A partire dalla giornata di oggi fino a domenica 4 giugno, presso il Museo di Palazzo Grimani, sarà possibile visitare la mostra interamente dedicata a Inge Morath, celebre fotoreporter austriaca nota per essere stata tra le prime donne ad aver intrapreso una carriera solitamente riservata al sesso maschile. Un’occasione imperdibile per conoscere lo straordinario lavoro di un’artista unica nel suo genere e osservare alcuni degli “scorci” più rappresentativi di Venezia agli albori del “Boom Economico” in uno dei palazzi più rinomati della città lagunare.
Al Museo Grimani una collaborazione dal respiro internazionale
Favoriti dal centenario dalla nascita dell’artista gli organizzatori e curatori della mostra KurtKaidl, Brigitte Blum e Valeria Finocchi ‒ con la partecipazione della Direzione regionale Musei Veneto e la società Suazes ‒ hanno celermente collaborato per offrire ai turisti e «soprattutto ai Veneziani, uno scorcio della città lagunare» nel decennio successivo alla caduta del Fascismo fornito da una donna che ha rivoluzionato il modo di fare fotografia.
Prima fotoreporter ad essere assunta dalla prestigiosa Magnum Photos, la Morath ha dato inizio alla sua carriera in laguna, incantata dai giuochi di luce che andavano a crearsi nei volti delle persone che incontrava, nei monumenti eterni della città avvolti dalle nebbie novembrine, nella spuma salmastra dei canali durante il maltempo. La mostra intitolata “Inge Morath. Fotografare da Venezia in poi” ha come obiettivo far conoscere la storia e l’innata passione della fotografa per la scoperta, per il viaggio, ispirando le nuove generazioni a seguire le sue orme, ricordando tuttavia che solo coloro che cercano di superare i propri limiti, di innovare, potranno lasciare un segno o, in questo caso, delle foto dal valore universale.

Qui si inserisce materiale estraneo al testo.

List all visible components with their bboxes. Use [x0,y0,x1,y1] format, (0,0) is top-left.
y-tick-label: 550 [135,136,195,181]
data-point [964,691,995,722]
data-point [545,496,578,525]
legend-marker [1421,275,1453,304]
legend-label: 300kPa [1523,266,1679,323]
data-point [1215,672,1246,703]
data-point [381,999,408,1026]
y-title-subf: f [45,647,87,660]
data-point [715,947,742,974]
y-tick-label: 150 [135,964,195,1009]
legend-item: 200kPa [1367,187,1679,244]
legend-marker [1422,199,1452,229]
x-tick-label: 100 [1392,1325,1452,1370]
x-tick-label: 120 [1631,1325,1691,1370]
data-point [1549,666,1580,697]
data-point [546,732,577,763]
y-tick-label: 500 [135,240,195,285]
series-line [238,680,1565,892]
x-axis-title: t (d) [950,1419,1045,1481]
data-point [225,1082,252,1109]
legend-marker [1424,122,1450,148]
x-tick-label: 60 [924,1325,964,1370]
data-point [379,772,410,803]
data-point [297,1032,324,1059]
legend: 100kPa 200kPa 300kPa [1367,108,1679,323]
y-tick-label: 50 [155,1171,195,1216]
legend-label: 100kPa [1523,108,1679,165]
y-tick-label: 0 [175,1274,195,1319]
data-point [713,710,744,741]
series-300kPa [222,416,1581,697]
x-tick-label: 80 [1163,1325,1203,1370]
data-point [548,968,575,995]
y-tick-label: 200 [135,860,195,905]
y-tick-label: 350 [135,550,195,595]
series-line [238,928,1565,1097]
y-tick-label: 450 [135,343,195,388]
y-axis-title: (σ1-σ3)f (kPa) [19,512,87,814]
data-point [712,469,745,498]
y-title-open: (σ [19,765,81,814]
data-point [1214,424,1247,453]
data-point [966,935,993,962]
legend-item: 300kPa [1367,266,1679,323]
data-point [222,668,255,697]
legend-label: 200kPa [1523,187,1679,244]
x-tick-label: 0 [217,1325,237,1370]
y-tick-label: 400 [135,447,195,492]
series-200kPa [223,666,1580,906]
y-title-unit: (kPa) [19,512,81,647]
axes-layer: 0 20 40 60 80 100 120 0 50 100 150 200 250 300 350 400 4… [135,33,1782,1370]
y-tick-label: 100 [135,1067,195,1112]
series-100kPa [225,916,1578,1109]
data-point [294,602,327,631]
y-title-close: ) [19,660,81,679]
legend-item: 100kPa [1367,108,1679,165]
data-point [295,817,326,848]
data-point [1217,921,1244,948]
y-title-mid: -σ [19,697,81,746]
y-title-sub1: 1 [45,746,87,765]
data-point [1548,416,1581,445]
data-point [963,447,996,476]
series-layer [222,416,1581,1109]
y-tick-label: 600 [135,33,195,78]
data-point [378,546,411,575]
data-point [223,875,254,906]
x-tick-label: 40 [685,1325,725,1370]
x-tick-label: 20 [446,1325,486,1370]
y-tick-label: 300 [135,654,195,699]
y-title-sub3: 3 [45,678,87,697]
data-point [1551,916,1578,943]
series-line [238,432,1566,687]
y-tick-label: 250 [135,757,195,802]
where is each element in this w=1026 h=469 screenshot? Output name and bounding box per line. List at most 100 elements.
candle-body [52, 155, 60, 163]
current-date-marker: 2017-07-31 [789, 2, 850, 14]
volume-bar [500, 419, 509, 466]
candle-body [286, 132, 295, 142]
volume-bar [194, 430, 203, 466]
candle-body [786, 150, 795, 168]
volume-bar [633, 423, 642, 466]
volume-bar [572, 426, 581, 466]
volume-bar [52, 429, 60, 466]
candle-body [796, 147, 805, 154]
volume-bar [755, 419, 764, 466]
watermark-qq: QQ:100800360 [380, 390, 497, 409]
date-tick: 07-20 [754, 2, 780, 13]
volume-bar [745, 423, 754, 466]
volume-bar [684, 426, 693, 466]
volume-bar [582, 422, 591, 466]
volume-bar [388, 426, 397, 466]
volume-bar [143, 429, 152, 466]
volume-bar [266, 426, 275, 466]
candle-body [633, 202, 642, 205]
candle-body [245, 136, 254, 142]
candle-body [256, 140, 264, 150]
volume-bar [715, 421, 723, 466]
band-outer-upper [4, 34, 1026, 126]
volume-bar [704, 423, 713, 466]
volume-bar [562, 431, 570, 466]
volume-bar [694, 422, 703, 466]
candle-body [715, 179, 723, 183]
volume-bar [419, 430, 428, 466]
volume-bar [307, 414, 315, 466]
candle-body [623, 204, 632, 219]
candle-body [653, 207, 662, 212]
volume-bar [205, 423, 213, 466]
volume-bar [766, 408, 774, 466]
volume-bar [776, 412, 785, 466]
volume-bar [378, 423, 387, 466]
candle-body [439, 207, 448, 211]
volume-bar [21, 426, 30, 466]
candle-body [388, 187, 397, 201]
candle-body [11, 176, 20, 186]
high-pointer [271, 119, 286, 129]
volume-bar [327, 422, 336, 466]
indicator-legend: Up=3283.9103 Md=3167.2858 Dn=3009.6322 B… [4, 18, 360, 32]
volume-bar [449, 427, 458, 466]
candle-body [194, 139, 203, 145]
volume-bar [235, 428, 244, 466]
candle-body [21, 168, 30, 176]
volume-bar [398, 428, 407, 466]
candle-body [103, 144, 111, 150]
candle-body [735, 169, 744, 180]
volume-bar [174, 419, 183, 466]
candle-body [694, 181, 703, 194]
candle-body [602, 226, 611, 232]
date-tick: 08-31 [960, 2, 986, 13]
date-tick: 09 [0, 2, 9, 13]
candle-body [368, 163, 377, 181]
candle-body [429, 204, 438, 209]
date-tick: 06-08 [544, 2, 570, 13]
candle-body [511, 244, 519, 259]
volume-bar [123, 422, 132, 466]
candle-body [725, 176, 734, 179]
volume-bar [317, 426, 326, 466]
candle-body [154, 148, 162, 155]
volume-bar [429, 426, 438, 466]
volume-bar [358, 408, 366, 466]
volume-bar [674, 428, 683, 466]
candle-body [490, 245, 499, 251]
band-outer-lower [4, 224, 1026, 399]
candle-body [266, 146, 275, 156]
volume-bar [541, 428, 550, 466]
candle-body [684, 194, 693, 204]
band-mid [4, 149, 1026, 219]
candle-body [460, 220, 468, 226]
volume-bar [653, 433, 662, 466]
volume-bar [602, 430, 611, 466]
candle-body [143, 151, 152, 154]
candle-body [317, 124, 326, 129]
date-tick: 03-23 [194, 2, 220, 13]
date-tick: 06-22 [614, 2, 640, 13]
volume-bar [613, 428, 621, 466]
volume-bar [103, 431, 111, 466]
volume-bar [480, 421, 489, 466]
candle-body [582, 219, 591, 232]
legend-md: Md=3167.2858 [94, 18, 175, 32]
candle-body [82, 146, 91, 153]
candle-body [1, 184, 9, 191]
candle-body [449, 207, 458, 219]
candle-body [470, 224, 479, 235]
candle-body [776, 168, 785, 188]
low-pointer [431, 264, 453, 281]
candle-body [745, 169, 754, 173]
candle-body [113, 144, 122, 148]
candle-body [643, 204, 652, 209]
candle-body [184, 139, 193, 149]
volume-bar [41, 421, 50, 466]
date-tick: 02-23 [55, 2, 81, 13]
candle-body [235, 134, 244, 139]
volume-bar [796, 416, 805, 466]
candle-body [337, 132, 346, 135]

Lo stile Morath: la fotografia per unire passato, presente e futuro
Snelle, leggere alla vista, semplici e al contempo portatrici di significati complessi, lefotografie di Inge Morath condensano nelle sfumature bicromatiche i moti quotidiani della vita popolare veneziana, dei quartieri africani newyorkesi, dei volti di alcuni dei grandi protagonisti del Novecento con un linguaggio universale, attuale sempre, in cui a essere in primo piano sembra esserci il principio della ciclicità che regola il corso della storia. I protagonisti degli scatti sono innanzitutto le persone, alcuni animali in pose bizzarre, la dinamicità in tutte le sue forme, la vita all’opera. La sua vera essenza la reporter la trova infatti nel movimento, nel saper elaborare ed enfatizzare un particolare difficile da cogliere in unafrazione di secondo.
Una caratteristica facilmente riconoscibile nel tessuto di una gonna che volteggia, nell’espressione spontanea di un pescatore soddisfatto del pescato giornaliero, in uno stormo di piccioni in Piazza San Marco, e ancora, nella dolcezza dei primi piani delle star di Hollywood. Alla costante ricerca dei colori accesi cattura-sguardi, nelle foto d’oggi non è possibile cogliere l’emotività che permea il “bianco e nero” utilizzato dall’austriaca nei suoi scatti capillari, invisibili “fili rossi” che collegano il soggetto alla lente della macchina, terzo occhio dell’artista. Ed ecco che appare, salda d’un legame inscindibile, l’immortalità: il passato farsi nuovamente presente, l’attualità rapportarsi con il futuro o, riportando le parole della stessa Morath, «la ricerca della verità interiore». Buona mostra a tutti i partecipanti.